Hundreds of Canadian Workers Are Blockading an Oil Refinery Right Now
The Canadian union Unifor is currently blockading an oil refinery in Regina, Saskatchewan. It’s an important example of what democratic, militant, and solidarity-based unionism can look like.
In one of the most militant job actions Canada has seen in recent memory, workers at the Co-op Refinery Complex in Regina, Saskatchewan — locked out by their employer since December 5 over a contract dispute — have blockaded the 544-acre facility, preventing scabs from getting in and petroleum from getting out.
The workers are members of Unifor, the country’s largest private-sector union. Unifor Local 594 represents about 800 employees at the refinery, which is owned by Federated Co-operatives Limited (FCL) — a major company that posted a record $1.2 billion in profits in 2018. The refinery supplies petroleum products to FCL groceries, gas stations, and hardware stores across Western Canada.
Unifor and FCL hit an impasse in contract negotiations last fall. The company is trying to restructure the workers’ pensions, making each employee individually choose between either paying into the existing defined plan (which FCL has always paid into entirely) or switching to a less stable, 401(k)-style contribution plan. The union says such a change would lead to a nearly 50 percent cut in retirement benefits, after FCL previously promised not to touch pensions.
“What Federated Co-operatives is proposing is nothing short of a gutting of our pension,” Kevin Bittman, president of Unifor Local 594, told me. “Many of us simply don’t have enough working years left to save to make up the difference. A pension cut this deep will undermine the retirement security of every single member.”
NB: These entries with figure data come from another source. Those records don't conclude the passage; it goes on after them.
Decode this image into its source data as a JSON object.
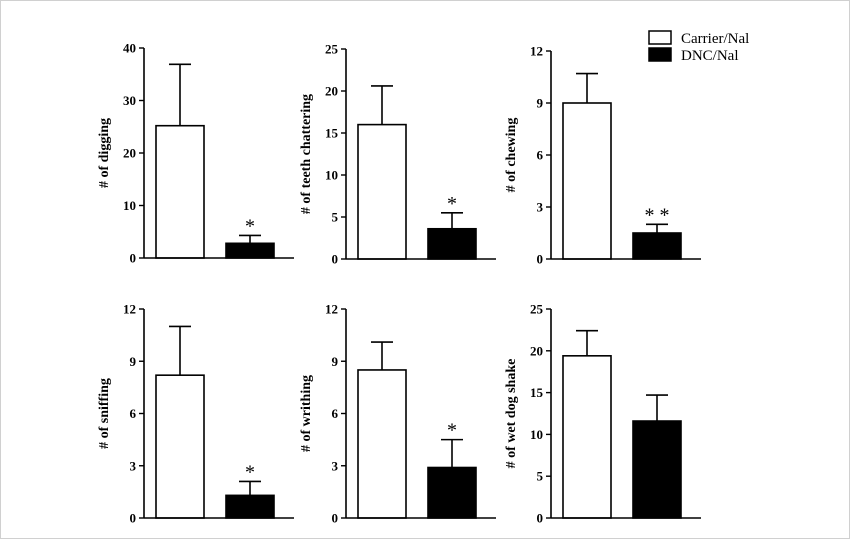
{
  "legend": {
    "items": [
      {
        "label": "Carrier/Nal",
        "color": "#ffffff"
      },
      {
        "label": "DNC/Nal",
        "color": "#000000"
      }
    ]
  },
  "chart_data": [
    {
      "type": "bar",
      "ylabel": "# of digging",
      "ylim": [
        0,
        40
      ],
      "ticks": [
        0,
        10,
        20,
        30,
        40
      ],
      "series": [
        {
          "name": "Carrier/Nal",
          "value": 25.2,
          "error": 11.7
        },
        {
          "name": "DNC/Nal",
          "value": 2.8,
          "error": 1.5
        }
      ],
      "significance": "*"
    },
    {
      "type": "bar",
      "ylabel": "# of teeth chattering",
      "ylim": [
        0,
        25
      ],
      "ticks": [
        0,
        5,
        10,
        15,
        20,
        25
      ],
      "series": [
        {
          "name": "Carrier/Nal",
          "value": 16.0,
          "error": 4.6
        },
        {
          "name": "DNC/Nal",
          "value": 3.6,
          "error": 1.9
        }
      ],
      "significance": "*"
    },
    {
      "type": "bar",
      "ylabel": "# of chewing",
      "ylim": [
        0,
        12
      ],
      "ticks": [
        0,
        3,
        6,
        9,
        12
      ],
      "series": [
        {
          "name": "Carrier/Nal",
          "value": 9.0,
          "error": 1.7
        },
        {
          "name": "DNC/Nal",
          "value": 1.5,
          "error": 0.5
        }
      ],
      "significance": "**"
    },
    {
      "type": "bar",
      "ylabel": "# of sniffing",
      "ylim": [
        0,
        12
      ],
      "ticks": [
        0,
        3,
        6,
        9,
        12
      ],
      "series": [
        {
          "name": "Carrier/Nal",
          "value": 8.2,
          "error": 2.8
        },
        {
          "name": "DNC/Nal",
          "value": 1.3,
          "error": 0.8
        }
      ],
      "significance": "*"
    },
    {
      "type": "bar",
      "ylabel": "# of writhing",
      "ylim": [
        0,
        12
      ],
      "ticks": [
        0,
        3,
        6,
        9,
        12
      ],
      "series": [
        {
          "name": "Carrier/Nal",
          "value": 8.5,
          "error": 1.6
        },
        {
          "name": "DNC/Nal",
          "value": 2.9,
          "error": 1.6
        }
      ],
      "significance": "*"
    },
    {
      "type": "bar",
      "ylabel": "# of wet dog shake",
      "ylim": [
        0,
        25
      ],
      "ticks": [
        0,
        5,
        10,
        15,
        20,
        25
      ],
      "series": [
        {
          "name": "Carrier/Nal",
          "value": 19.4,
          "error": 3.0
        },
        {
          "name": "DNC/Nal",
          "value": 11.6,
          "error": 3.1
        }
      ],
      "significance": ""
    }
  ]
}
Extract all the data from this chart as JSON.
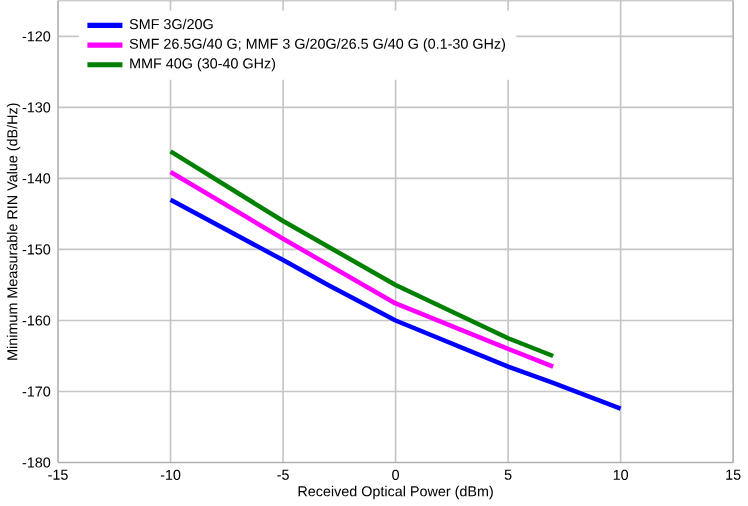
{
  "chart_data": {
    "type": "line",
    "xlabel": "Received Optical Power (dBm)",
    "ylabel": "Minimum Measurable RIN Value (dB/Hz)",
    "xlim": [
      -15,
      15
    ],
    "xticks": [
      -15,
      -10,
      -5,
      0,
      5,
      10,
      15
    ],
    "ylim": [
      -180,
      -115
    ],
    "yticks": [
      -180,
      -170,
      -160,
      -150,
      -140,
      -130,
      -120
    ],
    "grid": true,
    "legend": "top left",
    "series": [
      {
        "name": "SMF 3G/20G",
        "color": "#0000ff",
        "x": [
          -10,
          -5,
          -3,
          0,
          5,
          7,
          10
        ],
        "values": [
          -143,
          -151.5,
          -155,
          -160,
          -166.5,
          -168.8,
          -172.4
        ]
      },
      {
        "name": "SMF 26.5G/40 G; MMF 3 G/20G/26.5 G/40 G (0.1-30 GHz)",
        "color": "#ff00ff",
        "x": [
          -10,
          -5,
          0,
          5,
          7
        ],
        "values": [
          -139.1,
          -148.5,
          -157.6,
          -164,
          -166.5
        ]
      },
      {
        "name": "MMF 40G (30-40 GHz)",
        "color": "#008000",
        "x": [
          -10,
          -5,
          0,
          5,
          7
        ],
        "values": [
          -136.2,
          -146,
          -155,
          -162.5,
          -165
        ]
      }
    ]
  }
}
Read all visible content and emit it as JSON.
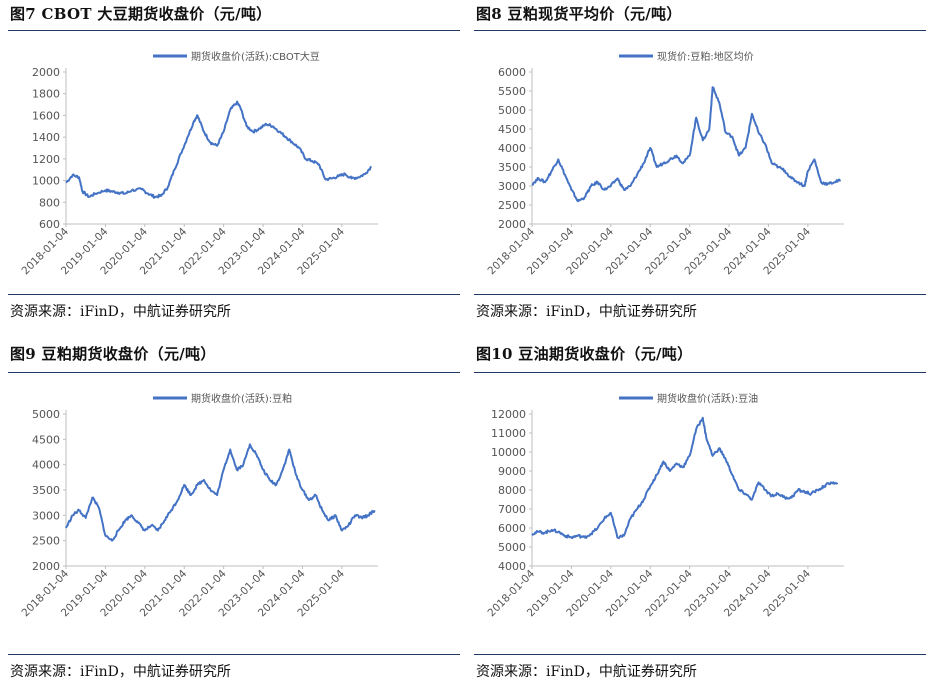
{
  "panels": [
    {
      "id": "cbot",
      "title": "图7  CBOT 大豆期货收盘价（元/吨）",
      "source": "资源来源：iFinD，中航证券研究所",
      "chart_data": {
        "type": "line",
        "legend": "期货收盘价(活跃):CBOT大豆",
        "legend_position": "top",
        "x_ticks": [
          "2018-01-04",
          "2019-01-04",
          "2020-01-04",
          "2021-01-04",
          "2022-01-04",
          "2023-01-04",
          "2024-01-04",
          "2025-01-04"
        ],
        "y_ticks": [
          600,
          800,
          1000,
          1200,
          1400,
          1600,
          1800,
          2000
        ],
        "ylim": [
          600,
          2000
        ],
        "color": "#4472c4",
        "series": [
          {
            "x": [
              "2018-01",
              "2018-03",
              "2018-05",
              "2018-06",
              "2018-08",
              "2018-10",
              "2019-01",
              "2019-03",
              "2019-05",
              "2019-07",
              "2019-09",
              "2019-12",
              "2020-02",
              "2020-04",
              "2020-06",
              "2020-08",
              "2020-10",
              "2020-12",
              "2021-02",
              "2021-04",
              "2021-05",
              "2021-07",
              "2021-09",
              "2021-11",
              "2022-01",
              "2022-03",
              "2022-05",
              "2022-06",
              "2022-08",
              "2022-10",
              "2022-12",
              "2023-02",
              "2023-04",
              "2023-06",
              "2023-08",
              "2023-10",
              "2023-12",
              "2024-02",
              "2024-04",
              "2024-06",
              "2024-08",
              "2024-10",
              "2024-12",
              "2025-02",
              "2025-04",
              "2025-06",
              "2025-08",
              "2025-10"
            ],
            "values": [
              980,
              1050,
              1030,
              900,
              850,
              880,
              910,
              900,
              890,
              880,
              910,
              920,
              880,
              850,
              860,
              940,
              1100,
              1250,
              1400,
              1550,
              1600,
              1450,
              1350,
              1320,
              1450,
              1650,
              1720,
              1680,
              1500,
              1450,
              1480,
              1520,
              1500,
              1450,
              1400,
              1350,
              1300,
              1200,
              1180,
              1150,
              1010,
              1020,
              1040,
              1060,
              1020,
              1030,
              1060,
              1130
            ]
          }
        ]
      }
    },
    {
      "id": "meal-spot",
      "title": "图8  豆粕现货平均价（元/吨）",
      "source": "资源来源：iFinD，中航证券研究所",
      "chart_data": {
        "type": "line",
        "legend": "现货价:豆粕:地区均价",
        "legend_position": "top",
        "x_ticks": [
          "2018-01-04",
          "2019-01-04",
          "2020-01-04",
          "2021-01-04",
          "2022-01-04",
          "2023-01-04",
          "2024-01-04",
          "2025-01-04"
        ],
        "y_ticks": [
          2000,
          2500,
          3000,
          3500,
          4000,
          4500,
          5000,
          5500,
          6000
        ],
        "ylim": [
          2000,
          6000
        ],
        "color": "#4472c4",
        "series": [
          {
            "x": [
              "2018-01",
              "2018-03",
              "2018-05",
              "2018-07",
              "2018-09",
              "2018-11",
              "2019-01",
              "2019-03",
              "2019-05",
              "2019-07",
              "2019-09",
              "2019-11",
              "2020-01",
              "2020-03",
              "2020-05",
              "2020-07",
              "2020-09",
              "2020-11",
              "2021-01",
              "2021-03",
              "2021-05",
              "2021-07",
              "2021-09",
              "2021-11",
              "2022-01",
              "2022-03",
              "2022-05",
              "2022-07",
              "2022-08",
              "2022-10",
              "2022-12",
              "2023-02",
              "2023-04",
              "2023-06",
              "2023-08",
              "2023-10",
              "2023-12",
              "2024-02",
              "2024-04",
              "2024-06",
              "2024-08",
              "2024-10",
              "2024-12",
              "2025-01",
              "2025-03",
              "2025-05",
              "2025-07",
              "2025-09",
              "2025-11"
            ],
            "values": [
              3050,
              3200,
              3100,
              3400,
              3700,
              3300,
              2900,
              2600,
              2700,
              3000,
              3100,
              2900,
              3000,
              3200,
              2900,
              3000,
              3300,
              3600,
              4000,
              3500,
              3600,
              3700,
              3800,
              3600,
              3800,
              4800,
              4200,
              4500,
              5600,
              5200,
              4400,
              4300,
              3800,
              4000,
              4900,
              4400,
              4100,
              3600,
              3500,
              3400,
              3200,
              3100,
              3000,
              3400,
              3700,
              3100,
              3050,
              3100,
              3150
            ]
          }
        ]
      }
    },
    {
      "id": "meal-fut",
      "title": "图9  豆粕期货收盘价（元/吨）",
      "source": "资源来源：iFinD，中航证券研究所",
      "chart_data": {
        "type": "line",
        "legend": "期货收盘价(活跃):豆粕",
        "legend_position": "top",
        "x_ticks": [
          "2018-01-04",
          "2019-01-04",
          "2020-01-04",
          "2021-01-04",
          "2022-01-04",
          "2023-01-04",
          "2024-01-04",
          "2025-01-04"
        ],
        "y_ticks": [
          2000,
          2500,
          3000,
          3500,
          4000,
          4500,
          5000
        ],
        "ylim": [
          2000,
          5000
        ],
        "color": "#4472c4",
        "series": [
          {
            "x": [
              "2018-01",
              "2018-03",
              "2018-05",
              "2018-07",
              "2018-09",
              "2018-11",
              "2019-01",
              "2019-03",
              "2019-05",
              "2019-07",
              "2019-09",
              "2019-11",
              "2020-01",
              "2020-03",
              "2020-05",
              "2020-07",
              "2020-09",
              "2020-11",
              "2021-01",
              "2021-03",
              "2021-05",
              "2021-07",
              "2021-09",
              "2021-11",
              "2022-01",
              "2022-03",
              "2022-05",
              "2022-07",
              "2022-09",
              "2022-11",
              "2023-01",
              "2023-03",
              "2023-05",
              "2023-07",
              "2023-09",
              "2023-11",
              "2024-01",
              "2024-03",
              "2024-05",
              "2024-07",
              "2024-09",
              "2024-11",
              "2025-01",
              "2025-03",
              "2025-05",
              "2025-07",
              "2025-09",
              "2025-11"
            ],
            "values": [
              2750,
              3000,
              3100,
              2950,
              3350,
              3150,
              2600,
              2500,
              2700,
              2900,
              3000,
              2850,
              2700,
              2800,
              2700,
              2900,
              3100,
              3300,
              3600,
              3400,
              3600,
              3700,
              3500,
              3400,
              3900,
              4300,
              3900,
              4000,
              4400,
              4200,
              3900,
              3700,
              3600,
              3900,
              4300,
              3800,
              3500,
              3300,
              3400,
              3100,
              2900,
              3000,
              2700,
              2800,
              3000,
              2950,
              3000,
              3100
            ]
          }
        ]
      }
    },
    {
      "id": "oil-fut",
      "title": "图10  豆油期货收盘价（元/吨）",
      "source": "资源来源：iFinD，中航证券研究所",
      "chart_data": {
        "type": "line",
        "legend": "期货收盘价(活跃):豆油",
        "legend_position": "top",
        "x_ticks": [
          "2018-01-04",
          "2019-01-04",
          "2020-01-04",
          "2021-01-04",
          "2022-01-04",
          "2023-01-04",
          "2024-01-04",
          "2025-01-04"
        ],
        "y_ticks": [
          4000,
          5000,
          6000,
          7000,
          8000,
          9000,
          10000,
          11000,
          12000
        ],
        "ylim": [
          4000,
          12000
        ],
        "color": "#4472c4",
        "series": [
          {
            "x": [
              "2018-01",
              "2018-03",
              "2018-05",
              "2018-07",
              "2018-09",
              "2018-11",
              "2019-01",
              "2019-03",
              "2019-05",
              "2019-07",
              "2019-09",
              "2019-11",
              "2020-01",
              "2020-03",
              "2020-05",
              "2020-07",
              "2020-09",
              "2020-11",
              "2021-01",
              "2021-03",
              "2021-05",
              "2021-07",
              "2021-09",
              "2021-11",
              "2022-01",
              "2022-03",
              "2022-05",
              "2022-06",
              "2022-08",
              "2022-10",
              "2022-12",
              "2023-02",
              "2023-04",
              "2023-06",
              "2023-08",
              "2023-10",
              "2023-12",
              "2024-02",
              "2024-04",
              "2024-06",
              "2024-08",
              "2024-10",
              "2024-12",
              "2025-02",
              "2025-04",
              "2025-06",
              "2025-08",
              "2025-10"
            ],
            "values": [
              5700,
              5800,
              5750,
              5900,
              5800,
              5600,
              5500,
              5600,
              5500,
              5700,
              6000,
              6500,
              6800,
              5500,
              5600,
              6500,
              7000,
              7500,
              8200,
              8800,
              9500,
              9000,
              9400,
              9200,
              9800,
              11200,
              11800,
              10800,
              9800,
              10200,
              9600,
              8800,
              8000,
              7800,
              7500,
              8400,
              8000,
              7700,
              7800,
              7600,
              7600,
              8000,
              7900,
              7800,
              8000,
              8200,
              8400,
              8300
            ]
          }
        ]
      }
    }
  ]
}
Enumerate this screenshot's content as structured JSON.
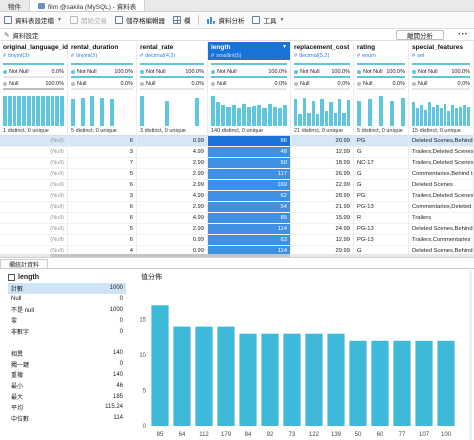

On December 3, Unifor Local 594 members voted to authorize a strike. But two days later, the company locked them out and immediately began bringing in replacement workers to keep production going. Unifor says the scabs are underqualified, jeopardizing workplace safety.
Since the lockout began seven weeks ago, the workers have maintained robust 24-7 pickets outside the refinery in frigid winter temperatures and have organized a national boycott of FCL businesses. After Unifor’s pickets forced the company to begin using helicopters to move scabs and supplies in and out of the facility, FCL secured a court injunction against the union on December 23.
The injunction limits the union’s picket activity, requiring pickets to be suspended for up to ten minutes at a time to allow the smooth transportation of replacement workers and fuel trucks. In other words, the court order completely undermines the union and strengthens the company’s position.
The workers are defying the injunction. On January 20, they installed fences around the refinery complex and initiated a blockade to shut down production. Regina police arrested fourteen picketers, including Unifor national president Jerry Dias, charging them with “mischief.”
Unifor secretary-treasurer Lana Payne accused the police of using “heavy-handed tactics aimed at inflaming tensions” and said the arrests were “completely unnecessary and on a level I have rarely witnessed in recent years.”
“I’ve never seen a police department in any city in this country behave the way the Regina police did,” Dias said after being released from custody.
Despite the arrests, and despite a judge leveling a $100,000 fine against Unifor for violating the injunction, the blockade around the refinery is continuing. Hundreds of union members from across Canada—including from the Canadian Labour Congress, Canadian Federation of Nurses Unions, and Canadian Union of Public Employees (CUPE) — have converged on Regina to join the twenty-four-hour pickets. Facing this mounting pressure, FCL’s CEO agreed to meet with union representatives on Monday for the first time since the lockout began.
“If they take away pensions in the private sector, we at the public sector know they’re coming after ours next,” CUPE president Mark Hancock recently said on the picket lines. “Our members at CUPE have very similar experiences to those at Unifor. There are some nuances, there are some differences, but at the end of the day, we’re all workers.”
“The escalation by police and the greed of the employer have been met with an unprecedented mobilization of workers,” Dias says. “It’s a defining moment for the modern Canadian labor movement.”
From the United States, the United Electrical Workers (UE) issued a solidarity statement, condemning the actions of local police, and sent a small delegation to Regina last week. Since signing a cooperation agreement to promote cross-border labor solidarity in 2017, UE and Unifor have been close allies. Through their North American Solidarity Project, the unions are striving to build “a continental labor alliance based upon democratic and militant social unionism.”
Unifor’s blockade of the Regina refinery provides an important example of what such a democratic, militant, and solidarity-based unionism can look like. Facing a hostile employer and state, the union and its members are using their collective power and taking bold risks rather than playing it safe.
While the goal is strictly to safeguard pensions, the workers are also demonstrating organized labor’s power to bring the production and distribution of fossil fuels to a halt — the type of action that may need to continue happening, on a larger scale and in a more coordinated way, in order to force the kind of systemic changes needed to end the climate crisis.
The US labor movement should take note of what is happening in Regina — and get behind the workers of Unifor Local 594.